また姿勢が崩れると膝関節にかかる負担が大きくなります。姿勢をよくするためのトレーニングも指導します。

殿筋トレーニング
殿筋トレーニング
体幹トレーニング
体幹トレーニング

装具療法

装具療法

O脚が進行すると、膝関節裂隙は狭くなり変形性関節症は進行します。その様な事を防止するため足の裏につけるO脚予防装具(足底板)や支柱付きサポーターを作成します。

手術治療

保存的治療では症状の改善が得られず日常生活動作に支障をきたす症例では手術治療を行います。手術は病状と患者さんの年齢、活動度により選択されます。

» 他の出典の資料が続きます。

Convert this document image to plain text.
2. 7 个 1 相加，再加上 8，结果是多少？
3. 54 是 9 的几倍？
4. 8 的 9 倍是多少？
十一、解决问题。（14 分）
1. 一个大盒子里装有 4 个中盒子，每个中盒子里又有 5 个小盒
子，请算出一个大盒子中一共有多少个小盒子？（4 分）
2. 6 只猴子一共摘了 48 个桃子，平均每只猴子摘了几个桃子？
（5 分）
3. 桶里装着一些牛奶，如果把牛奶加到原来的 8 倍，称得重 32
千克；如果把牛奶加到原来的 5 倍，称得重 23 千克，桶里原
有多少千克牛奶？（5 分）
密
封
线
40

当院では日常的に毎日行われる手術で、ほぼ確実に良好な成績が得られます

この様な症状がある時
手術治療をお勧めします

  • 歩行が休まずに続けて30分間困難の時
  • 日常生活に非常に支障をきたす場合
  • 夜間の痛みなど安静時にも痛みがある場合

人工膝関節置換術

人工膝関節置換術は、疼痛や動作制限により日常生活が著しく障害されている患者さんに行います。
近年では、手術後の成績も非常に安定しており、劇的な改善が期待できます。
ここでは簡単に説明します。詳しくは人工関節置換術の説明ページにて説明いたします。

骨切り術

高位脛骨骨きり術

高位脛骨骨きり術

高位脛骨骨きり術

年齢の比較的若い方でO脚(内反膝)の変形が進行している方に行うO脚の矯正手術です。術後走ったり正座することも可能となりますが、変形が軽度の方に限られます。しかし骨切り後骨癒合が得られるまでの時間が必要で、治療期間が長期要するため治療期間を取れる患者さんに限られます。10年位の除痛効果は期待できますが、その後は人工膝関節置換術が必要となることもあります。以前は手術後歩行までに1ヶ月以上かかりましたが、現在術後すぐに歩行開始できるようになりました。

関節鏡視下手術

関節鏡視下手術

変形性膝関節症の初期で、半月板損傷で痛みがひどい方に、関節鏡視下に痛んだ半月板切除、骨棘切除、関節内の洗浄を行います。関節の骨表面の関節軟骨に障害がない場合には、非常に有効ですが、変形がかなり進行し関節軟骨が痛んでいる方には完全に痛みをとることは難しいと思われます。通常脊椎麻酔下で行い手術時間は1時間位で終了します。膝関節前面に約1cmの皮膚切開を2箇所行い、その部位より直径4mmの関節鏡を挿入して手術を行います。術後はヒアルロン酸の関節内注射、足底板、サポーターなどの装具を使用し痛みの改善を得ます。